Da Tang Fu Rong Yuan is a Chinese television series based on a novel by Nangong Bo (南宫博) about the romance between Emperor Xuanzong of the Tang dynasty and his consort Yang Yuhuan. The series was directed by Zhou Xiaowen and starred Fan Bingbing and Winston Chao. It was first broadcast on CCTV-8 in mainland China in 2007.

Plot
This story is set during the Tang Dynasty, during the late reign of Emperor Xuanzong of Tang. A young girl named Yang Yuhuan fell in love with Peng Bo with the help of her best friend, Xie A'man. Due to unfortunate circumstances, Yang Yuhuan is chosen as the wife of Li Mao, the Prince of Shou. Even after her marriage, she communicated with Peng Bo through Xie A'man. The Prince of Shou is a kind and gentle man, and Yang Yuhuan eventually develops feelings for him.

The Prince of Shou's mother Consort Wu soon succumbs to illness. His father, Emperor Xuanzong is greatly saddened since Consort Wu Huifei was his favorite consort.
Emperor Xuanzong's servant, Gao Lishi soon seeks to find a replacement for Consort Wu. At a banquet, Emperor Xuanzong notices the beauty of his daughter-in-law, Yang Yuhuan.
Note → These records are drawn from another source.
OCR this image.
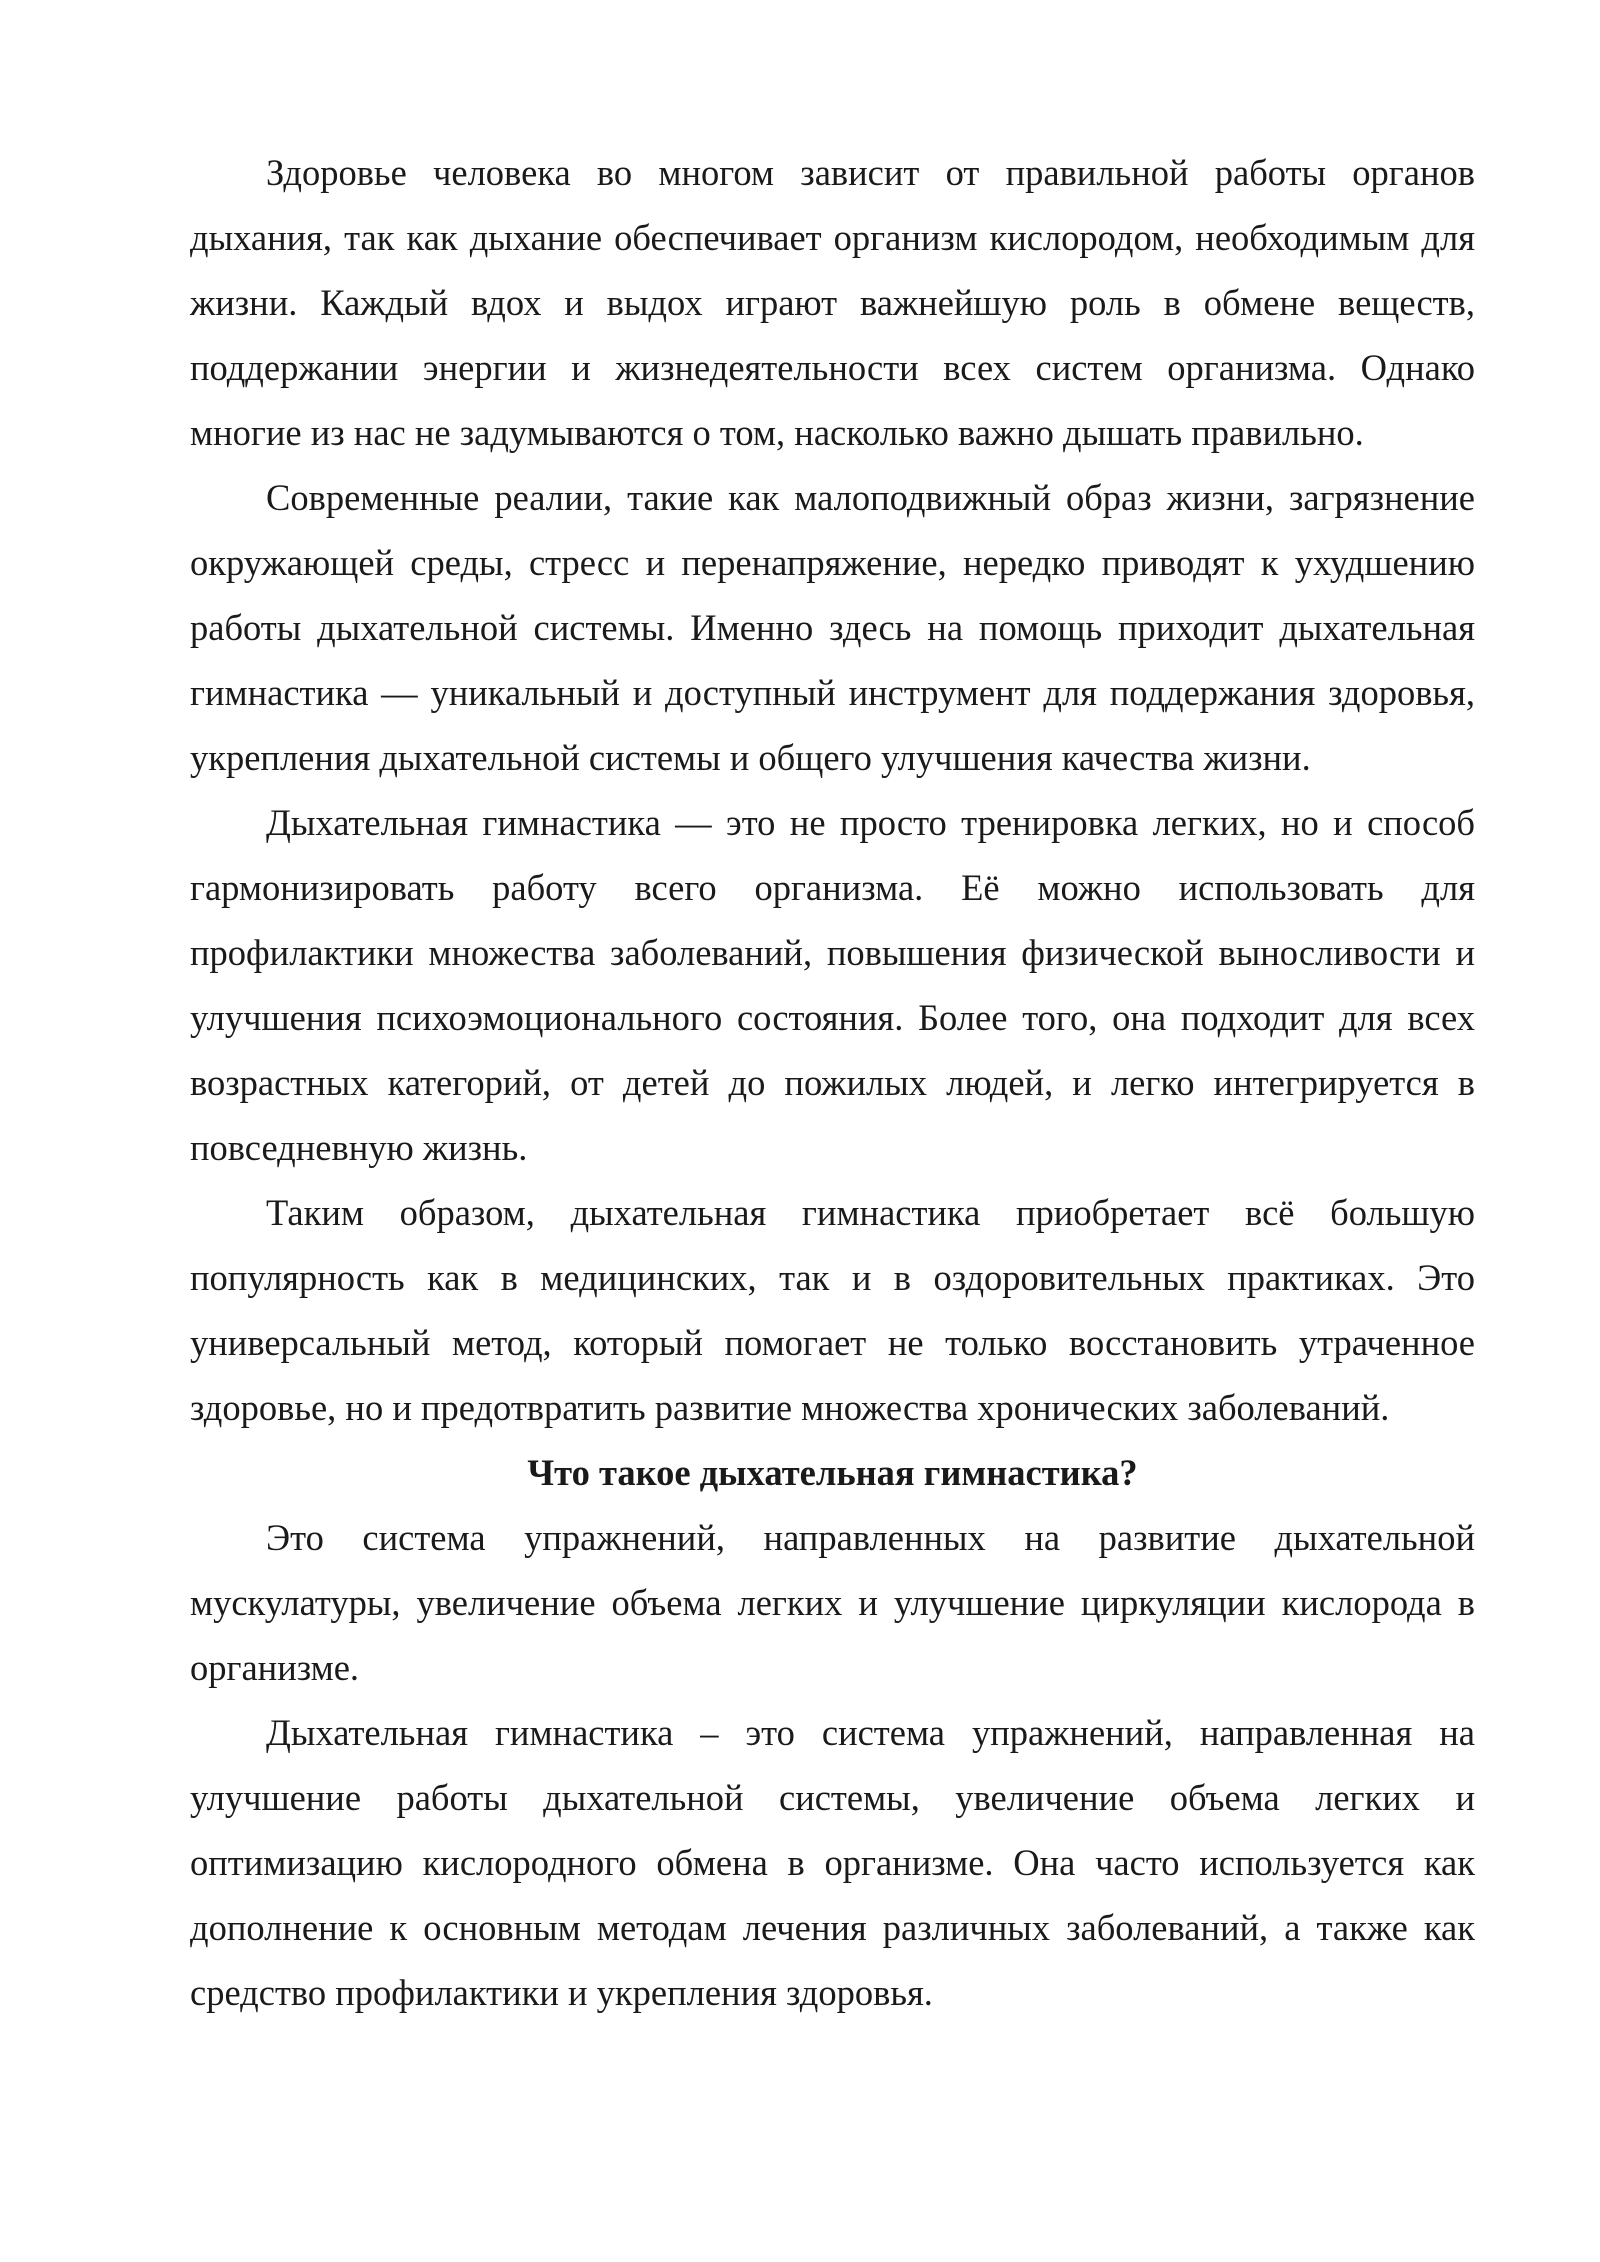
Здоровье человека во многом зависит от правильной работы органов дыхания, так как дыхание обеспечивает организм кислородом, необходимым для жизни. Каждый вдох и выдох играют важнейшую роль в обмене веществ, поддержании энергии и жизнедеятельности всех систем организма. Однако многие из нас не задумываются о том, насколько важно дышать правильно.

Современные реалии, такие как малоподвижный образ жизни, загрязнение окружающей среды, стресс и перенапряжение, нередко приводят к ухудшению работы дыхательной системы. Именно здесь на помощь приходит дыхательная гимнастика — уникальный и доступный инструмент для поддержания здоровья, укрепления дыхательной системы и общего улучшения качества жизни.

Дыхательная гимнастика — это не просто тренировка легких, но и способ гармонизировать работу всего организма. Её можно использовать для профилактики множества заболеваний, повышения физической выносливости и улучшения психоэмоционального состояния. Более того, она подходит для всех возрастных категорий, от детей до пожилых людей, и легко интегрируется в повседневную жизнь.

Таким образом, дыхательная гимнастика приобретает всё большую популярность как в медицинских, так и в оздоровительных практиках. Это универсальный метод, который помогает не только восстановить утраченное здоровье, но и предотвратить развитие множества хронических заболеваний.

Что такое дыхательная гимнастика?

Это система упражнений, направленных на развитие дыхательной мускулатуры, увеличение объема легких и улучшение циркуляции кислорода в организме.

Дыхательная гимнастика – это система упражнений, направленная на улучшение работы дыхательной системы, увеличение объема легких и оптимизацию кислородного обмена в организме. Она часто используется как дополнение к основным методам лечения различных заболеваний, а также как средство профилактики и укрепления здоровья.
He falls in love with her, and sensing this, Gao Lishi soon offers Yang Yuhuan as a consort to Emperor Xuanzong.

Yang Yuhuan is angered, because she actually loves the Prince of Shou. She is forced to leave him, and she watches the Prince of Shou willingly comply with Gao Lishi's orders. To reward the Prince of Shou with his behavior, Emperor Xuanzong awards him a new wife. She also reunites with Peng Bo and Xie A'man, and tells them about her hardships. Xie A'Man becomes her dancer, and they gain the favor of Emperor Xuanzong. She is soon promoted to the title of Guifei.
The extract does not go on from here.